Distributed Systems 101
What are the distributed systems?
A system where two or more machines work coherently to get a task done. In these systems, nodes (the term used for infrastructure components in distributed systems lingo) communicate via network. The ideal distributed system is the system where these nodes and the network is 100% reliable. But real world is far from ideal. The reason being high level of uncertainty and non-determinism involved in building, operating and maintaining distributed systems.
Why do we need them? (i.e. Pros)
Parallelism : If task in hand is so huge that it can’t be completed using just one available machine, so there is need to distribute the workload among multiple machines which can work on it parallelly. Think of high scale machine learning problems where enormous data crunching is required. Trying to do so on single machine can consume awful lot of time. The solution is to parallelize the workload among multiple machines which can communicate with each other and pass on the crunched data to another machine for next stage via network.

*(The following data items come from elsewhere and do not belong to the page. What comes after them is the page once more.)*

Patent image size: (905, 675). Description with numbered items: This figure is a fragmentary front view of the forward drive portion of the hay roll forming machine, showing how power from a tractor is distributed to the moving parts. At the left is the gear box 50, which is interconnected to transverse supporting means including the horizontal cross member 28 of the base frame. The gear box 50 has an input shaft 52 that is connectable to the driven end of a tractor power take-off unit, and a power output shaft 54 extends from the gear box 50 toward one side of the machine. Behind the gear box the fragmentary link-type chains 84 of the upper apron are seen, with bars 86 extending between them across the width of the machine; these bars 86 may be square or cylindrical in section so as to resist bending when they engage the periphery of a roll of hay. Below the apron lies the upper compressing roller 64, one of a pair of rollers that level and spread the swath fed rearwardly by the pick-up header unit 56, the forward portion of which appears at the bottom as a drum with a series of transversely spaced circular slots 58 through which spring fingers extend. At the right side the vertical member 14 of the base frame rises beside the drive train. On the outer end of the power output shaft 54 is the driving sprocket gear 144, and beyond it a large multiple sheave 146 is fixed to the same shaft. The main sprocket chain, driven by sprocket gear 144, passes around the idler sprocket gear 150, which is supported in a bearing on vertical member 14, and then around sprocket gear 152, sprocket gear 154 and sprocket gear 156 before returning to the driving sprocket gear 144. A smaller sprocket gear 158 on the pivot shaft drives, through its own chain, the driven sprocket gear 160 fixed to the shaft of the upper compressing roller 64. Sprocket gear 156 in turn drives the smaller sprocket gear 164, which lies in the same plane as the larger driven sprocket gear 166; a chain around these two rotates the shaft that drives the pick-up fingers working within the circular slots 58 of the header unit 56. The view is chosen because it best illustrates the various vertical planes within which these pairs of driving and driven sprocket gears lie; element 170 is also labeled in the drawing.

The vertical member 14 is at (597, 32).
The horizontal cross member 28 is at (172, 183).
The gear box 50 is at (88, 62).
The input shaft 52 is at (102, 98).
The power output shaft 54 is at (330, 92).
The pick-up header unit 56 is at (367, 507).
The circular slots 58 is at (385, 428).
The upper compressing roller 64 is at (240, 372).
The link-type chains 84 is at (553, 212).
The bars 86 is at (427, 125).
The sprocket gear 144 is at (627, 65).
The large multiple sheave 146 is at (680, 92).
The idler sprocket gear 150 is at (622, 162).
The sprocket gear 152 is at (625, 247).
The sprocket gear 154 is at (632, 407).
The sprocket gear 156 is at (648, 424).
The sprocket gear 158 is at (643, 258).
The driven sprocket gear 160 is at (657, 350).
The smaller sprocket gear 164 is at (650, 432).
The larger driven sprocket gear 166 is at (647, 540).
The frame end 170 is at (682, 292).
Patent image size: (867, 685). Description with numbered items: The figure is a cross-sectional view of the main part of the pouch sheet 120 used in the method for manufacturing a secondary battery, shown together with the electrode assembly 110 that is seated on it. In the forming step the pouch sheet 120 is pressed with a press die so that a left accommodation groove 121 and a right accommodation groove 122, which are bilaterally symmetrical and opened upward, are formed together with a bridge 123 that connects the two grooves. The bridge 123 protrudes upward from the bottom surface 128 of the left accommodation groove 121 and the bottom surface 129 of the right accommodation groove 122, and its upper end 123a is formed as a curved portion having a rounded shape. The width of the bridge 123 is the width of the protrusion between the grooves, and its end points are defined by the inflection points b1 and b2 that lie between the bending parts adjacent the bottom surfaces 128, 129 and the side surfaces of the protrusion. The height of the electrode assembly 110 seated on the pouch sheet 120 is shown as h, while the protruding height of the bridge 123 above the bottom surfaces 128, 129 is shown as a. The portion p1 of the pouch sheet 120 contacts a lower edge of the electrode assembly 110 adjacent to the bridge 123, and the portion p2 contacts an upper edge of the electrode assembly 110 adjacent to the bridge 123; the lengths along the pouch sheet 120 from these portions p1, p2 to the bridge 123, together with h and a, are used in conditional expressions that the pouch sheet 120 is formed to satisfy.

Another example of this scenario is huge database which won’t fit on single machine. So idea is to partition the data among multiple nodes based on certain criteria such as primary key or location of nodes.
Inherent necessity : Some systems are inherently distributed. For example any messaging or media sharing application is inherently distributed. You need multiple machines communicating over network for the system to function. Sender or uploader and receiver or viewer are using different devices, and the messages or media are delivered via network.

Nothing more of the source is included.